Derivative of a trace w.r.t matrix within log of matrix sums

319 Views Asked by At

I'm trying to solve an optimization (sub)problem and am running into trouble with a tricky derivative. I'd like to find the matrix $C \in \mathbb{R}^{n\times d}_+$ which minimizes the following function, where $X \in \mathbb{R}^{n\times d}_+$, $W\in\mathbb{R}^{d\times d}$ and $L \in \mathbb{R}^{n\times n}$.
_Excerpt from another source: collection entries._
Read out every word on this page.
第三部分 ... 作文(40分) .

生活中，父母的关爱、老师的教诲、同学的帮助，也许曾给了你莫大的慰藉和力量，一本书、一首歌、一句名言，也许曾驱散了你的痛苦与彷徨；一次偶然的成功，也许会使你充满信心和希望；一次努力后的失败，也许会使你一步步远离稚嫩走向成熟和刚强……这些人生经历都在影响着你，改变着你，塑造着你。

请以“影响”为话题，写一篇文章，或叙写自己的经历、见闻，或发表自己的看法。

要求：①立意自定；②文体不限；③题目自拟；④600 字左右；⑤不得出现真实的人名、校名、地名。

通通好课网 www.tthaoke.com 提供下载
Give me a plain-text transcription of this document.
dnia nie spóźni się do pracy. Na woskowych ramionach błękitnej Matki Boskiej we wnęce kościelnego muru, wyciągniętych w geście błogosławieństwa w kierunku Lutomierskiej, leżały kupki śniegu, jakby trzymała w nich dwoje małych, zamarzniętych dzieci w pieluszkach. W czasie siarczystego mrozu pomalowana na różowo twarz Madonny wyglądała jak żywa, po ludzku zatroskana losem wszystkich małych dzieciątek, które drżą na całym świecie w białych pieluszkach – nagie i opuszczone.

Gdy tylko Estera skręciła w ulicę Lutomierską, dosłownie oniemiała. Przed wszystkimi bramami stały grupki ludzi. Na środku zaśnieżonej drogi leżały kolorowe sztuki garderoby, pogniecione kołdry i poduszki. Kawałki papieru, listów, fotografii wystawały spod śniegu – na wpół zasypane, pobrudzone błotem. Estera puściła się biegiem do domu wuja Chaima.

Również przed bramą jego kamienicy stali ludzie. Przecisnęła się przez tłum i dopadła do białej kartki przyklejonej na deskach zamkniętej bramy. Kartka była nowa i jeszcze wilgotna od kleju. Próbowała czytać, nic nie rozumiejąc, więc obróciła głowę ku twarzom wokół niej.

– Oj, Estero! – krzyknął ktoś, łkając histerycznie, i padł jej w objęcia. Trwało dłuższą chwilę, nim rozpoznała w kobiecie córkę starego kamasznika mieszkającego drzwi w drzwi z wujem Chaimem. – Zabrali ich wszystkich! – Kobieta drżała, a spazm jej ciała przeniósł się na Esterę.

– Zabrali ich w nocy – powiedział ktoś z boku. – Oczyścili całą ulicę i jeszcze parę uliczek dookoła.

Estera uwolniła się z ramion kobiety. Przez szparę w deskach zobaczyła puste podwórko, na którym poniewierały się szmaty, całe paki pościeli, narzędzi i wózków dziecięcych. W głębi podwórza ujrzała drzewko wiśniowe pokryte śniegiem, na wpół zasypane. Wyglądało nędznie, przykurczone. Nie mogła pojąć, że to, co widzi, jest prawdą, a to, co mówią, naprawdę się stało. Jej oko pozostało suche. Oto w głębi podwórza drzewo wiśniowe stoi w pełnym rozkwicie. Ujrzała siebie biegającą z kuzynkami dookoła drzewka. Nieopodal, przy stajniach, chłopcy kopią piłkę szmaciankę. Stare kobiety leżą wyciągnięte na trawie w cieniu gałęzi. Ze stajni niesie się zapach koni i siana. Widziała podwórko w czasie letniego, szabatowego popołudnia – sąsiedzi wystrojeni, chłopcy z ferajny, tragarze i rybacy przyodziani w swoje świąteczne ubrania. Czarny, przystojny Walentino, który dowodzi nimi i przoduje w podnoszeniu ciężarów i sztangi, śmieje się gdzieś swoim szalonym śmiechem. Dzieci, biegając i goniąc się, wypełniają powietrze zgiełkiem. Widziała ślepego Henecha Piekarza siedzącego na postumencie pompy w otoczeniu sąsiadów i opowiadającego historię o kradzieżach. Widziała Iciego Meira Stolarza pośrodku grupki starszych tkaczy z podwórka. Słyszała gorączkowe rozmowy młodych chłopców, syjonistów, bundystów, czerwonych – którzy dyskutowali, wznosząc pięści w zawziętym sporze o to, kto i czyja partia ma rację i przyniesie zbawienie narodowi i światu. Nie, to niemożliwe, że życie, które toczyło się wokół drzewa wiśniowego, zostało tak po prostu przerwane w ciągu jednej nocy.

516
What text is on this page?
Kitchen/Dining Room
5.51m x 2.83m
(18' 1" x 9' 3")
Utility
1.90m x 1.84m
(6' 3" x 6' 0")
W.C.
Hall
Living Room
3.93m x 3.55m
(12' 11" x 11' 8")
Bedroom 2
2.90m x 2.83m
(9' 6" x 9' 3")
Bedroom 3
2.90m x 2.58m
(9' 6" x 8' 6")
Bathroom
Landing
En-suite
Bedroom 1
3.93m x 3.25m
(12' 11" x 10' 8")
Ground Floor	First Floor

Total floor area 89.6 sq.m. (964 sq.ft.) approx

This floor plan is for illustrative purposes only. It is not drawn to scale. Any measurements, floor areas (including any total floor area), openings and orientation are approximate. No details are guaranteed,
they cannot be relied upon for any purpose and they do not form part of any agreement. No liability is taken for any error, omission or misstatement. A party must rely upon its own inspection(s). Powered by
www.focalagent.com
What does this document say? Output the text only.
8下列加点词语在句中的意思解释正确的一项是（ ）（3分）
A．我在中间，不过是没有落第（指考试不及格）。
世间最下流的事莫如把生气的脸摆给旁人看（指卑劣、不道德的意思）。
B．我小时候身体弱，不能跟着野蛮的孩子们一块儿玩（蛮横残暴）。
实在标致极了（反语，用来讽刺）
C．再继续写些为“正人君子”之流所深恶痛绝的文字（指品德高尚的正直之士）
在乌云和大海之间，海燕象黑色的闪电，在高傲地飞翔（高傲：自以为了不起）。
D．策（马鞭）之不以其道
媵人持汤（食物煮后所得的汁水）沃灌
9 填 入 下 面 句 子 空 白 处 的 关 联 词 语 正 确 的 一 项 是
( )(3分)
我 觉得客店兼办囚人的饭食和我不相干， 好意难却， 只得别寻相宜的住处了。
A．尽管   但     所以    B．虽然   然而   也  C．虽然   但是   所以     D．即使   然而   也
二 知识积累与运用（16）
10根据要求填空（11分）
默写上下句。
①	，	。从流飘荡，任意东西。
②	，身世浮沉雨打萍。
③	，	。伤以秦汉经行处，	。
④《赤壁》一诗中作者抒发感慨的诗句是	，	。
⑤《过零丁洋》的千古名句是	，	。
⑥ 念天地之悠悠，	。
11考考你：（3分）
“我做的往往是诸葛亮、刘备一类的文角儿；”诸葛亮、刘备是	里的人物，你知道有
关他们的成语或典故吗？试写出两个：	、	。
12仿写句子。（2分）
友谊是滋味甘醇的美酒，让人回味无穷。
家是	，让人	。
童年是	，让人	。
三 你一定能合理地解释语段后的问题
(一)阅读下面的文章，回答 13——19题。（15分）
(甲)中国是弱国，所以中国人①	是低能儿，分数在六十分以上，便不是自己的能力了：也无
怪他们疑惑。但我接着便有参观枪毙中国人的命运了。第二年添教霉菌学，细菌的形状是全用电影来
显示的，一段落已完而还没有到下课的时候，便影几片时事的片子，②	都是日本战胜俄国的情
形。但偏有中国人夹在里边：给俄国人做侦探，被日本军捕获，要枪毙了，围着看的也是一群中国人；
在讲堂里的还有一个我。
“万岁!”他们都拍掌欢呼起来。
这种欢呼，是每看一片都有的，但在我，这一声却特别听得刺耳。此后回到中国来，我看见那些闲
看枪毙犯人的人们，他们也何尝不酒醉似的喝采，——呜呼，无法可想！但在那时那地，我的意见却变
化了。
$f= \mathrm{tr}(W\log(X+C)L\log(X+C)^T)$

Here, $\log$ and the addition are element-wise. It would be convenient if a closed form solution exists for $\min\limits_{C > \mathbf{0}} f(C)$, where the other variables are fixed.

My attempt:

$f = \sum\limits_{i}[W\log(X+C)L\log(X+C)^T]_{ii}$

$=\sum\limits_{i}\sum\limits_{j}\sum\limits_{k}\sum\limits_{l}W_{ij}\log(X_{jk}+C_{jk})L_{kl}\log(X_{il}+C_{il})$

$\dfrac{\delta f}{\delta B}=\dfrac{\delta f}{\delta C_{jk}} + \dfrac{\delta f}{\delta C_{il}}$

$=\sum\limits_{i}\sum\limits_{j}\sum\limits_{k}\sum\limits_{l}\dfrac{ W_{ij}L_{kl}\log(X_{il}+C_{il})}{X_{jk} + C_{jk}} + \dfrac{ W_{ij}\log(X_{jk}+C_{jk})L_{kl}}{X_{il} + C_{il}}$

Which, in matrix notation, I take to be:

$=\dfrac{WL\log(X+C)^T}{X+C} + \dfrac{W\log(X+C) L}{(X+C)^T}$

Setting this equal to zero, I see no obvious solution except except for $C=-X$ which violates my assumption.

I'm hoping someone would be able to check that I've differentiated correctly, at least, and perhaps suggest an alternative minimization scheme (perhaps some subgradient method) in this event.

2

There are 2 best solutions below

4
On BEST ANSWER

@ lynn , you divide by $X+C$ !!! Yet, your final equation is correct.

$f$ is a function of $C$. If $H\in M_{n,d}$, then let $K=[k_{i,j}]=[\dfrac{h_{i,j}}{x_{i,j}+c_{i,j}}]$. If $C$ is a stationnary point, then, for every $H$, $Df_C:H\rightarrow tr(WKLlog(X+C)^T+Wlog(X+C)LK^T)=tr(Llog(X+C)^TWK+L^Tlog(X+C)^TW^TK)=0.$

It is also true for every $K$ ; then $Llog(X+C)^TW+L^Tlog(X+C)^TW^T=0$, that is equivalent to the lynn's condition.

Thus $log(X+C)\in\ker Z$ where $Z=W^T\otimes L + W\otimes L^T$ (stacking row by row) is a symmetric matrix. Let $(\lambda_i)_i=spectrum(W),(\mu_i)_i=spectrum(L)$. If $W,L$ are normal matrices, then the spectrum of $Z\in M_{nd,nd}$ is $(2Re(\lambda_i\mu_j))_{i,j}$ and $Z$ is not a bijection iff there is $(i,j)$ s.t. $Re(\lambda_i\mu_j)=0$. Otherwise we cannot conclude.

EDIT: As Johan wrote, your problem is not clear. Assume for instance that $w_{r,r}l_{s,s}<0$. We choose $C=[c_{i,j}]$ s.t. the $(c_{i,j})_{i,j}$ are small positive numbers except $c_{r,s}$ which is a great positive number. Then $f(C)\sim w_{r,r}l_{s,s}(log(c_{r,s}))^2$ when $c_{r,s}$ tends to $+\infty$. Thus the inferior bound of $f$ is $-\infty$.

0
On

First, solve the problem for $G = \rm{log}(X+C)$.

In terms of $G$, the derivative is $$ \frac {\partial f} {\partial C} = \frac {W^TGL^T + W G L} {X+C} $$ Setting it to zero and taking the $\rm{vec}$ of both sides $$ \eqalign { (L\otimes W^T + L^T\otimes W)\,\, \rm{vec}(G) &= 0 \cr K\,g &= 0 \cr (I+K)\,g &= g \cr }$$ So $g$ is an eigenvector of $(I+K)$ corresponding to the eigenvalue $1$, if it exists. After finding $g$, it is easy to recover $G$, and finally $C = (\rm{exp}(G)-X)$.